Uit deze eerste stappen zal blijken of verdere regelgeving op EU-niveau nodig is en welke uitdagingen en kansen dit met zich meebrengt voor belangrijke sectoren. Uit de specifieke behoeften en vaak lokale of regionale dimensies van natuur en biodiversiteit blijkt ook dat proefprojecten voor deze markten eerst op lokaal niveau kunnen worden opgezet, voordat ze op grotere schaal worden uitgevoerd. Dit kan hand in hand gaan met inspanningen op internationaal niveau.
4.1.Zorgen voor nauwe samenwerking tussen belanghebbenden in de EU en verbeteren van internationale samenwerking
De doeltreffendheid van een markt hangt af van de betrokkenheid van zijn actoren. De EU zal daarom eerst werken aan het opbouwen van een zinvolle betrokkenheid van alle belanghebbenden in de EU en op internationaal niveau.
Om het proces op gang te brengen, zal de Commissie daarom een oproep tot het indienen van blijken van belangstelling voor deelname aan een nieuwe EU-deskundigengroep voor natuurcredits publiceren. Deze groep heeft tot doel kennis te delen, samenwerking te bevorderen, beste praktijken te identificeren en input te verschaffen voor verschillende methoden, certificeringssystemen, monitoringbenaderingen en governancemodellen. De governance van de groep zal zorgen voor gestroomlijnde werkmethoden. De deelname is inclusief en omvat individuele deskundigen, vertegenwoordigers van de lidstaten, andere overheidsinstanties en een breed scala aan belanghebbenden, zoals landbouwers, bosbouwers, landbeheerders, vissers, gebruikers van mariene en zoetwaterecosystemen, beheerders van beschermde gebieden, lokale gemeenschappen, bedrijven en investeerders die actief zijn in de EU en op internationaal niveau, waaronder kleine en middelgrote ondernemingen (kmo’s), wetenschappelijke gemeenschappen en maatschappelijke organisaties. Er moet ook speciale aandacht worden besteed aan het waarborgen van een zinvolle betrokkenheid van inheemse volkeren en lokale gemeenschappen (IPLC’s), met volledige eerbiediging van hun rechten, kennissystemen en rol als rentmeesters van de biodiversiteit.
Actie [2025]: De Commissie zal een deskundigengroep voor natuurcredits oprichten om expertise te mobiliseren, beste praktijken te delen en input te verschaffen.
De Commissie zal aan deze werkzaamheden bijdragen via haar initiatieven op het gebied van onderzoek, innovatie en proefprojecten, onder meer in het kader van Horizon Europa en het LIFE-programma.

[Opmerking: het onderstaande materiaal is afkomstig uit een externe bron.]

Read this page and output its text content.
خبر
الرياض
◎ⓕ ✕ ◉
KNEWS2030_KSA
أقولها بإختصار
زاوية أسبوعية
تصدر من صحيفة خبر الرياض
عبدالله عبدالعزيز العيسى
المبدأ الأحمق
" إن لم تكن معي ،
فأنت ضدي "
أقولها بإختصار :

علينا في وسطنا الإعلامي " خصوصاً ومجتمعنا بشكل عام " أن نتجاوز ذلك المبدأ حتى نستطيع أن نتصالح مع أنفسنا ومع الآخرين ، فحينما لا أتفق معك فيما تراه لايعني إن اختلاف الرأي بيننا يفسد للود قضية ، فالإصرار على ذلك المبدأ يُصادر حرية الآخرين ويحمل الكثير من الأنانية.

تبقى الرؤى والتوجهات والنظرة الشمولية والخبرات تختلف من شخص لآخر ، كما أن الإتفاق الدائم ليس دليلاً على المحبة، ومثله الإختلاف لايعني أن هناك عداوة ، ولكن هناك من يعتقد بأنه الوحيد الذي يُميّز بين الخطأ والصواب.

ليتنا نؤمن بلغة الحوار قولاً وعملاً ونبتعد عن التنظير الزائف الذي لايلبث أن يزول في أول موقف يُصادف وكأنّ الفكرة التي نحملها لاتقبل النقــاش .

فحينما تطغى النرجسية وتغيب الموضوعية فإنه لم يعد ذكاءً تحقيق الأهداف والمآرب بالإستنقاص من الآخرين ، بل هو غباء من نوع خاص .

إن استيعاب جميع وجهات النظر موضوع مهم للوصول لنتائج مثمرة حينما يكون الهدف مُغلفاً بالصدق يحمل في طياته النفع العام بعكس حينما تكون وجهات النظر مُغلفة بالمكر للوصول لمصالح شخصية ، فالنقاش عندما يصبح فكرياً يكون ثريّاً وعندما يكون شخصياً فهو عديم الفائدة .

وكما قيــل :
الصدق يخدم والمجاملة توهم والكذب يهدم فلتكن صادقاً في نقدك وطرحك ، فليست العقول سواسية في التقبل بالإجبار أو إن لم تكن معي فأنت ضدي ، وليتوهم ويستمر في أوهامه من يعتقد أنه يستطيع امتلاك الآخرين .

In een reeks proefprojecten in de hele EU en daarbuiten worden al praktische benaderingen van natuurcredits getest, wat essentiële ervaring oplevert voor toekomstig beleid en toekomstige praktijken. In Estland en Frankrijk worden bijvoorbeeld proefprojecten uitgevoerd om te onderzoeken hoe natuurcredits kunnen bijdragen aan natuurpositieve maatregelen in bossen en wetlands. Buiten de EU wordt in het kader van een project in Peru onderzocht hoe in de EU gevestigde ondernemingen kunnen bijdragen aan het behoud van biodiversiteit in het buitenland en tegelijkertijd kunnen voldoen aan de EU-normen inzake duurzaamheidsrapportering 43 . Ook lopen er speciale projecten om methoden voor monitoring, rapportering en verificatie te testen, onder meer wat betreft het gebruik van teledetectie en geospatiale instrumenten, met steun van het Europees Ruimteagentschap 44 en de Copernicus-diensten 45 . Sommige van deze projecten worden rechtstreeks ondersteund door de Commissie, terwijl andere steun ontvangen van nationale autoriteiten, onderzoeksinstellingen en/of het maatschappelijk middenveld.

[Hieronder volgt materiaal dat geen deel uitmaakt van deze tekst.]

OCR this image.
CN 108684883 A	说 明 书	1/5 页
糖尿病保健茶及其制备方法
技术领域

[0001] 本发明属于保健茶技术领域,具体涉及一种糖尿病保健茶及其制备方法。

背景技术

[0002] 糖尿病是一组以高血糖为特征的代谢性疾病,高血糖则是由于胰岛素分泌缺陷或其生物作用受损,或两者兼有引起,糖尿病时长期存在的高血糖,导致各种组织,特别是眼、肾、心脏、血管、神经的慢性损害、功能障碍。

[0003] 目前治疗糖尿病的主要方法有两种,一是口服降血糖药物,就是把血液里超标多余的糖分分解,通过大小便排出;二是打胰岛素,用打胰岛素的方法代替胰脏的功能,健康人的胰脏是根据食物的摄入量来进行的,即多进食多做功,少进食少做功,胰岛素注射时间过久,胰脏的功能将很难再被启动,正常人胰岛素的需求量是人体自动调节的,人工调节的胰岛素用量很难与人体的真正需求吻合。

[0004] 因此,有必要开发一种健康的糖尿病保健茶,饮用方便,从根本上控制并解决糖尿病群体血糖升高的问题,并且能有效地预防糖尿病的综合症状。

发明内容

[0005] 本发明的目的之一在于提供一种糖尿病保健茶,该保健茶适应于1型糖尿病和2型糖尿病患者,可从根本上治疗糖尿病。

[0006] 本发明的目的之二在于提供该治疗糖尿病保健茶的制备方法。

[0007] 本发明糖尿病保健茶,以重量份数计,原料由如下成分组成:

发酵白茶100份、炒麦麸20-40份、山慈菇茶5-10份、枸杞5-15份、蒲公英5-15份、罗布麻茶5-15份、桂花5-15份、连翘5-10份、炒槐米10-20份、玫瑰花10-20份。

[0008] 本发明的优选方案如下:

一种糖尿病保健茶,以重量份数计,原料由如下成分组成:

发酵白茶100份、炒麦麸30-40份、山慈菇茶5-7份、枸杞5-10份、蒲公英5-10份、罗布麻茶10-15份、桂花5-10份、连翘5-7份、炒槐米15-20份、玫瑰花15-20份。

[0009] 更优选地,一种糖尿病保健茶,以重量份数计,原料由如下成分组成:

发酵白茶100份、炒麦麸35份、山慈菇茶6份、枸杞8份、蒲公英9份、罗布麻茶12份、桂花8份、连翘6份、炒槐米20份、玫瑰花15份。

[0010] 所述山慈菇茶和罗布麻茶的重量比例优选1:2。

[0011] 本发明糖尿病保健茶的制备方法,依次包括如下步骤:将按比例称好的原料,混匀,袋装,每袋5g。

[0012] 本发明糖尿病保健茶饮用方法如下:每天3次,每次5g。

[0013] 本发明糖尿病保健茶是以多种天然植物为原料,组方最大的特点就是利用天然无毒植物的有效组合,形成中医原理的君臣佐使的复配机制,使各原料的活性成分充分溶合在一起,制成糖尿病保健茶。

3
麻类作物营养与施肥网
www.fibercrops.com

Op internationaal niveau zal de Commissie trachten nog nauwer samen te werken met belangrijke fora zoals de Biodiversity Credit Alliance, het Economisch Wereldforum en het International Advisory Panel on Biodiversity Credits. Het doel is ervoor te zorgen dat de ontwikkeling van EU-beleid berust op opkomende wereldwijde normen en tegelijkertijd bij te dragen aan de internationale ontwikkeling van markten voor natuurcredits. Daarnaast moet de EU voorafgaand aan belangrijke mondiale mijlpalen, waaronder de eerstvolgende Conferentie van de Partijen bij het Verdrag inzake biologische diversiteit, internationale samenwerking bevorderen.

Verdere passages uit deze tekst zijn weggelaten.